A los que no han sido partícipes de la liviandad que en el último mes se ha apoderado de tantos espíritus porque no gustan del fútbol o porque en la cuadrícula de su intelecto no hay espacio para líneas curvas, los respeto, por supuesto, pero me dan un pesar… No saben del bocado de gloria que se han perdido. Sobre todo porque darse permiso de gozar porque sí, las pocas veces que el diario vivir da alguna tregua, no tiene precio ni requiere de discusiones eruditas. Además no nos borra la conciencia de los múltiples motivos de preocupación que nos rodean; es solamente un recreo para abrir espacio a los sueños y, lo que es mejor, para comprobar que de ellos pueden surgir otras realidades. (¡Si hasta en las encuestas recientes aparecen pinceladas de nirvana!). Con ideales, ganas, trabajo y, en especial, con decencia. Y, si nos colabora el esqueleto, con el Ras Tas Tas de Pablo Armero.
El fatídico viernes del partido #ColombiavsBrasil corrió la voz, por las redes sociales, de que con la injusta derrota de Colombia quedaba demostrado que ser decentes no había servido de nada, igual nos habían sacado de la recta final a las patadas. Cierto; lo de las patadas, digo. Si bien la Selección del Brasil –nada qué ver con las que en otros mundiales conquistaron el mundo con el “jogo bonito”–, con su actual táctica de tierra arrasada o “jogo sujo” –implementada por el técnico Scolari y aupada por Dilma, Blatter y el árbitro español aquél– se metió por la fuerza en la recta semifinal de la Copa, no pudo hacer nada contra la magia que brotó de los corazones, las cabezas y los guayos de los muchachos de Pékerman (los nuevos dueños del “juego bonito”), sí les hizo daño. Los hizo llorar de orgullo herido por haber sido eliminados de manera poco deportiva y, de honor, por haberlo sido sin renunciar a las características que los hicieron triunfadores: calidad humana + solvencia deportiva. Fue un llanto sin vergüenza, a pesar de que también cometieron errores y en el primer tiempo se dejaron descontrolar. Luego, en el segundo, retomaron las notas de su propio pentagrama, pero ya la crispación se había adueñado del campo, Velasco Carballo había hecho los deberes. Sin embargo, ningún miembro del plantel hizo después señalamiento alguno contra el papel desestabilizador de este patán pitón, consentido de la Fifa. “Es maluco hablar del árbitro cuando uno pierde, porque todo suena a excusa, pero la verdad me pareció malito”, respondió el capitán, Mario Alberto Yepes, a una pregunta puntual de los periodistas. Y zanjado el tema.

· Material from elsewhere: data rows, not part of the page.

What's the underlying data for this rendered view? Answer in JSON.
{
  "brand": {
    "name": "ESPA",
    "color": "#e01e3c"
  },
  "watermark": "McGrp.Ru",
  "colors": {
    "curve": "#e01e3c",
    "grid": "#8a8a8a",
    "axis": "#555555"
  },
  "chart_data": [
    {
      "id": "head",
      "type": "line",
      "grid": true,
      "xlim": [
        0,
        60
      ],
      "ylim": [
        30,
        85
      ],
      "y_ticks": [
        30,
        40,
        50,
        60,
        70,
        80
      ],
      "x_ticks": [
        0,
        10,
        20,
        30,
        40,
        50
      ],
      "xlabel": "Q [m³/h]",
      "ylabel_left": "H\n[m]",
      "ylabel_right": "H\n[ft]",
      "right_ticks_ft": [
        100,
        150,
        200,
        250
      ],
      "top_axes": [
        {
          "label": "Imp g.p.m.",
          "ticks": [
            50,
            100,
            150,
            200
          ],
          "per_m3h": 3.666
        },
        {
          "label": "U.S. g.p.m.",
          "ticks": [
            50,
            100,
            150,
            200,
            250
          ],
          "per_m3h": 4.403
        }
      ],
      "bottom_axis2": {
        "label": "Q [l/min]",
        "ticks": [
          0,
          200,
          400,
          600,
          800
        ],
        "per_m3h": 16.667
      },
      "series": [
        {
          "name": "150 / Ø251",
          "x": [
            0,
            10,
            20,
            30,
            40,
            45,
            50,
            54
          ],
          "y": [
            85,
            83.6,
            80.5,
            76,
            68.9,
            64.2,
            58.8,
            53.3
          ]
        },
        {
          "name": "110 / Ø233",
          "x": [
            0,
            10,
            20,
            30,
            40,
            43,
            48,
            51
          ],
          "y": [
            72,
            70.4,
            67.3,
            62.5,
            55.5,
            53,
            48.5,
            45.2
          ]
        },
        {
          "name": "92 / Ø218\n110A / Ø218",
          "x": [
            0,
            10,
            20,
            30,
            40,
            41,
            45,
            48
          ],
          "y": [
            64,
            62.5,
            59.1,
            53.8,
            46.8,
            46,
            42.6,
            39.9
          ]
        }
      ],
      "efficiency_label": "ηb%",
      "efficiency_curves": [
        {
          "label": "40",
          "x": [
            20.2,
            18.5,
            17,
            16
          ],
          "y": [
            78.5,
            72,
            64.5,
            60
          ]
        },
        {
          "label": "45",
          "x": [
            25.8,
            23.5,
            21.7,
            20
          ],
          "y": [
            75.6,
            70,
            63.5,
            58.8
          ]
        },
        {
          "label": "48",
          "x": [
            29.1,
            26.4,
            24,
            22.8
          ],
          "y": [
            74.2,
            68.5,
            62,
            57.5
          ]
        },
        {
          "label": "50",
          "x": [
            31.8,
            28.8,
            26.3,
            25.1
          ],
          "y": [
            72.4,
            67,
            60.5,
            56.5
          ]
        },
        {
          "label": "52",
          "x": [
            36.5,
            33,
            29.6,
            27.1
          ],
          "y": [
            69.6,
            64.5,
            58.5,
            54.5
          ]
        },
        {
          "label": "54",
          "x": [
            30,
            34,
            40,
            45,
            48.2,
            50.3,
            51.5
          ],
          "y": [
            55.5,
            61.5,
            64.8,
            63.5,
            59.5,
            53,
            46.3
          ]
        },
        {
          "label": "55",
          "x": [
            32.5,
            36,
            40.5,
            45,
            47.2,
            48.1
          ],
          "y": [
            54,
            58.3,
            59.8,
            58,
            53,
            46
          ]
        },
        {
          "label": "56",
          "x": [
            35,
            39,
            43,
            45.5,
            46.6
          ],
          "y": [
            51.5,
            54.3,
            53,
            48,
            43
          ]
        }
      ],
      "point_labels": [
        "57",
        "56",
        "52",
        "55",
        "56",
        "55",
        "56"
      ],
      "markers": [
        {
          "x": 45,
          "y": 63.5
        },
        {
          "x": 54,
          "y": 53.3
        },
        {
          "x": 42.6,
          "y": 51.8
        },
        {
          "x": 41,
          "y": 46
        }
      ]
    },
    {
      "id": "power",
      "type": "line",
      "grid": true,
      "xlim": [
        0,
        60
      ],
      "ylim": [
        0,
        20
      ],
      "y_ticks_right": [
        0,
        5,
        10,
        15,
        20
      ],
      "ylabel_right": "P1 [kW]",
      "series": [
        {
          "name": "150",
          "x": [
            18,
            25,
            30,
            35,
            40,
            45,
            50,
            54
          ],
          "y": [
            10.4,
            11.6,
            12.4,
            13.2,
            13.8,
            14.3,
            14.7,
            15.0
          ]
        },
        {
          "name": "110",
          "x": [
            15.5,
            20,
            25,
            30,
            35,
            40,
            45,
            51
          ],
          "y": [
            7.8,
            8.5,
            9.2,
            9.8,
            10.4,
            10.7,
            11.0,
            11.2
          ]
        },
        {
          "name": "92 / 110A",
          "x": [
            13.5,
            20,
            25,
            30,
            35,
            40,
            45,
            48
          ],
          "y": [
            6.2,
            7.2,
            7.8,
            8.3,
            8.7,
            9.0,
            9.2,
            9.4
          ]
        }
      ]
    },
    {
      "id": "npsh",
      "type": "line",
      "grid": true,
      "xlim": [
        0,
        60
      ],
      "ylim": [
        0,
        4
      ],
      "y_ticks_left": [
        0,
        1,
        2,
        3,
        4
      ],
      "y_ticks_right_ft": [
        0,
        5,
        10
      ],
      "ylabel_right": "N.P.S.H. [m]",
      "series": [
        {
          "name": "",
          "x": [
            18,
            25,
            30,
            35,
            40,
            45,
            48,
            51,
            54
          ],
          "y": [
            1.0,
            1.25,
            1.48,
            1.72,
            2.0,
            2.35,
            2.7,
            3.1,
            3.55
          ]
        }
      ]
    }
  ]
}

“Esto se siente como un hijuemadre”, decía James. Lo corroboraban las lágrimas de José Néstor, Ospina, Cuadrado, Aguilar… Las suyas y las mías. Muy distintas a las que produjo en los anfitriones la zarandeada que les pegaron los alemanes con un 7 por 1 que hizo taparse los ojos hasta al Cristo Redentor del Corcovado; esas fueron de humillación. La goleada que sufrieron dejó al descubierto que no habían llegado a donde llegaron por estar haciendo las cosas bien, sino por trapisondas fuera y dentro de la cancha. Derrota por partida doble que los incondicionales hinchas brasileros no se merecían.
Así que, acalorados tuiteros, ser decentes sí paga; y no solo en el fútbol. Una gran lección para Brasil. Y para Colombia. No podemos olvidar que, en gran parte, las emociones vividas con esta selección, que convirtió al país en una sola garganta, son consecuencia de habernos reencontrado con esa especie en vías de extinción llamada d-e-c-e-n-c-i-a. A ver si un día podemos decir lo que dicen que dijo Albert Camus, futbolista en la muchachez: “Un país es su selección de fútbol”. Ojalá. Nos falta mucho para subrayar semejante conclusión y el camino es culebrero.
COPETE DE CREMA: El pulpo Paul que llevo dentro ya me había pronosticado cuál de los dos, entre Alemania y Brasil, pasaría a la final. Y ahora siente un fresquito… Les pudimos ganar el 4 de julio, piensa. (Si no hubieran sucumbido a la atracción fatal que sintieron por los tobillos de nuestros seleccionados).